The backers of an alternative extended runway scheme for Heathrow are preparing for a judicial review of the government’s Airports National Policy Statement.

Legal advisers to the Heathrow Hub consortium have written to transport secretary Chris Grayling highlighting “serious errors” over the policy – which includes a third runway at the London hub – by the Department for Transport.

The group proposing an extended runway at Heathrow rather than building a new one warned that the NPS will “likely be legally challenged” under Section 13 of the Planning Act.

Section 13 allows for a judicial review of an NPS in the six weeks after it has been designated, following a vote in Parliament. NPS due to be voted on by MPs in the coming weeks.
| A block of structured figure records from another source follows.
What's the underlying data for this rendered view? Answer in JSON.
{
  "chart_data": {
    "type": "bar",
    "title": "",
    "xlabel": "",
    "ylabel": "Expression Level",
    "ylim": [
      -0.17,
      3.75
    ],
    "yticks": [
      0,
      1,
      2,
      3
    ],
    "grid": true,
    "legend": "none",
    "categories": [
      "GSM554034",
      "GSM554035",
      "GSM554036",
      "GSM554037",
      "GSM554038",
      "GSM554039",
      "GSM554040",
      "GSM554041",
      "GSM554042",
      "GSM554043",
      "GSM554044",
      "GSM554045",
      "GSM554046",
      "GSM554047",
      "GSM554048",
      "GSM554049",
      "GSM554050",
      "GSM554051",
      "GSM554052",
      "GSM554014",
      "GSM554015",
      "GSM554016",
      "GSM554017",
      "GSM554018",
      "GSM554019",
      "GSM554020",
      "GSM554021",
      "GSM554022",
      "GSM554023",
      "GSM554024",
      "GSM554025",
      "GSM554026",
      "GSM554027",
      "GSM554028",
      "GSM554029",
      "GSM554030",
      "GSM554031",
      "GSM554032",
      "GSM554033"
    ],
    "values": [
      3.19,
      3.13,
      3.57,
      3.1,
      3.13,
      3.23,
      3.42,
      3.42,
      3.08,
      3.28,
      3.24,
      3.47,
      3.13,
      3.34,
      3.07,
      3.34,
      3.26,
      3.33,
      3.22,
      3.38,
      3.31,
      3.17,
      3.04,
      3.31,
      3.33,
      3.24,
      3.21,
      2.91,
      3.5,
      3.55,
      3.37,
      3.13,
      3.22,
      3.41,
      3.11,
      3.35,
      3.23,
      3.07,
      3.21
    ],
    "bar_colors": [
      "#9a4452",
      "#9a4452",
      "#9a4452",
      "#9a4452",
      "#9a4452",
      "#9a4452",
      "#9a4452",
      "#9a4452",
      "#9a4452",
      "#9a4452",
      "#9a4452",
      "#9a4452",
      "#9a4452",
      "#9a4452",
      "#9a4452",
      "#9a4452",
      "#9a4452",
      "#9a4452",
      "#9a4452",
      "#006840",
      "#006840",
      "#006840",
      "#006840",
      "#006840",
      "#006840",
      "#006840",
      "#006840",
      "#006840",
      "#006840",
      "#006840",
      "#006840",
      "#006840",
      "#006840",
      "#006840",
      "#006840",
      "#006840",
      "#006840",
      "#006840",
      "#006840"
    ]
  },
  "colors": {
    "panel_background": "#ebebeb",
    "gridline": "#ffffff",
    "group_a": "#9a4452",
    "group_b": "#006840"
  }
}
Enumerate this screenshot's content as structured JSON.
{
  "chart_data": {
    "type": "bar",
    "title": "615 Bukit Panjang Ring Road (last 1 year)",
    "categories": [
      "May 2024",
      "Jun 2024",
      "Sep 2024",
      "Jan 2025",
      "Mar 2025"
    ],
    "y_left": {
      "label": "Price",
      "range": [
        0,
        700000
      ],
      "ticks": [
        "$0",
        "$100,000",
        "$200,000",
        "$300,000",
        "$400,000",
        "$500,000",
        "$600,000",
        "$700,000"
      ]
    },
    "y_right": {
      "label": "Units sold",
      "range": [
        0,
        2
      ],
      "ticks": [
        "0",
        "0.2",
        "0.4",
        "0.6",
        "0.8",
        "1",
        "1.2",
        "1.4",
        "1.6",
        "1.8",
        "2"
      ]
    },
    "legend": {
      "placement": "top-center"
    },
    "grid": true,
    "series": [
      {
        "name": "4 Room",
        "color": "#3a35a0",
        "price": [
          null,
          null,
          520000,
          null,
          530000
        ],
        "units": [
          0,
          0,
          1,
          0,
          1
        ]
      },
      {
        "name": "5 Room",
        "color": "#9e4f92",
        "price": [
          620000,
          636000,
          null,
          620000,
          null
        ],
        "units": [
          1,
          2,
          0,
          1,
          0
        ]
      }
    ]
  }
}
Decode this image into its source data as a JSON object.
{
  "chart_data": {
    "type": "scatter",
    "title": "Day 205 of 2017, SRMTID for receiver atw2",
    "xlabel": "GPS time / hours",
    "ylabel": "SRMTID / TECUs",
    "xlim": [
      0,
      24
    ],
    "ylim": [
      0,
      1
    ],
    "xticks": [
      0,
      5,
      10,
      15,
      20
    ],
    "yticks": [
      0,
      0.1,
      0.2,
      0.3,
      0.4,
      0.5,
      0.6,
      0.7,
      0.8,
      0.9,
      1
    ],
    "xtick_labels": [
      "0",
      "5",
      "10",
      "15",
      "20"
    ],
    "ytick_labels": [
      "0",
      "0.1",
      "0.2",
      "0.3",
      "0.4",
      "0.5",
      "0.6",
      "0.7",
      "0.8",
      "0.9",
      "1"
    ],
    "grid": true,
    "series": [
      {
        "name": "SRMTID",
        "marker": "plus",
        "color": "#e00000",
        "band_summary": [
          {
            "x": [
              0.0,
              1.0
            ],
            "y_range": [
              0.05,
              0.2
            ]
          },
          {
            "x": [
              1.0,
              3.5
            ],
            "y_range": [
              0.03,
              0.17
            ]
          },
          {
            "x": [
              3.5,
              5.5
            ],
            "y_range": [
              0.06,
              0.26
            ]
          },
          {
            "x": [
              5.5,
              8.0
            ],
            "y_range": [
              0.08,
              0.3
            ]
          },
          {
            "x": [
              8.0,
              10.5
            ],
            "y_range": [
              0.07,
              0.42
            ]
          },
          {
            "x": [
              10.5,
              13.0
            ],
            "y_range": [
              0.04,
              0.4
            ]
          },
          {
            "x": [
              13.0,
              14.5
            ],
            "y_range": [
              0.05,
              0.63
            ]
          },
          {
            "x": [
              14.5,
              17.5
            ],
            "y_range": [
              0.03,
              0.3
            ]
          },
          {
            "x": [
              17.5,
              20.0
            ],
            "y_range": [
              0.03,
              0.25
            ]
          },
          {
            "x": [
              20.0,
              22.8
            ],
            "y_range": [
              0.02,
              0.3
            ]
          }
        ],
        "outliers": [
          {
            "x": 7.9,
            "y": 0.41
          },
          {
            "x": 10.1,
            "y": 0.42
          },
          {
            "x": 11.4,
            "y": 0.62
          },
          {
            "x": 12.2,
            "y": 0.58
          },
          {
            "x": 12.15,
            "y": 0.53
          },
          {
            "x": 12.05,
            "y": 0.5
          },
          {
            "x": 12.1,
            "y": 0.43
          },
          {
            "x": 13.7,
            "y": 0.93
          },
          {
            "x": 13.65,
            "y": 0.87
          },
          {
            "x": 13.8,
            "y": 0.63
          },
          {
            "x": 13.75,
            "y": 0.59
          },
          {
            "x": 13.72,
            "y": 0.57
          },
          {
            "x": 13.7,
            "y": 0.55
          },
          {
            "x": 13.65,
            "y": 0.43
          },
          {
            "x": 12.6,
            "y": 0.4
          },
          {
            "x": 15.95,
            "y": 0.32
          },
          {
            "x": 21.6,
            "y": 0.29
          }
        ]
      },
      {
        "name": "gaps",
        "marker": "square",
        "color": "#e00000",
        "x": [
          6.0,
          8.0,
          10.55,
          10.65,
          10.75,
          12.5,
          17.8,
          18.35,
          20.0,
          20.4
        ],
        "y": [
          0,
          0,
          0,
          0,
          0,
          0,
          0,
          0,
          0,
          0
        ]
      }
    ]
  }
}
Heathrow Hub argues that the government wrongly claimed in the NPS that an extended runway offers lower capacity of 700,000 movements compared to 740,000 for the third runway.

The issue capacity is one of the principal reasons why the DfT did not select the extended runway and why it has refused Heathrow Hub’s requests to include it in the NPS, according to the consortium.

Heathrow Hub legal advisers DAC Beachcroft has submitted a 21-page report to the DfT “clearly demonstrating” how the department failed to correct a mistake claimed to be made by the Airports Commission which backed a third runway at Heathrow.

A complaint previously made to the Competition and Markets Authority about Heathrow is also ongoing.

Heathrow Hub director Jock Lowe said: “Parliament is due to vote on the NPS in a couple of weeks and MPs should not vote for it.

“If they approve the NPS in its current form, there will be a judicial challenge soon after.

“The errors the DfT have made in relation to capacity are fundamental and explain why passengers and airlines are being saddled with Heathrow airport’s expensive, complicated third runway instead of our cheaper, simpler, quieter plan.

“Chris Grayling should be under no illusion that, not for the first time, his department has bungled the details of a critical transport project. He should withdraw or amend the NPS before it is too late.”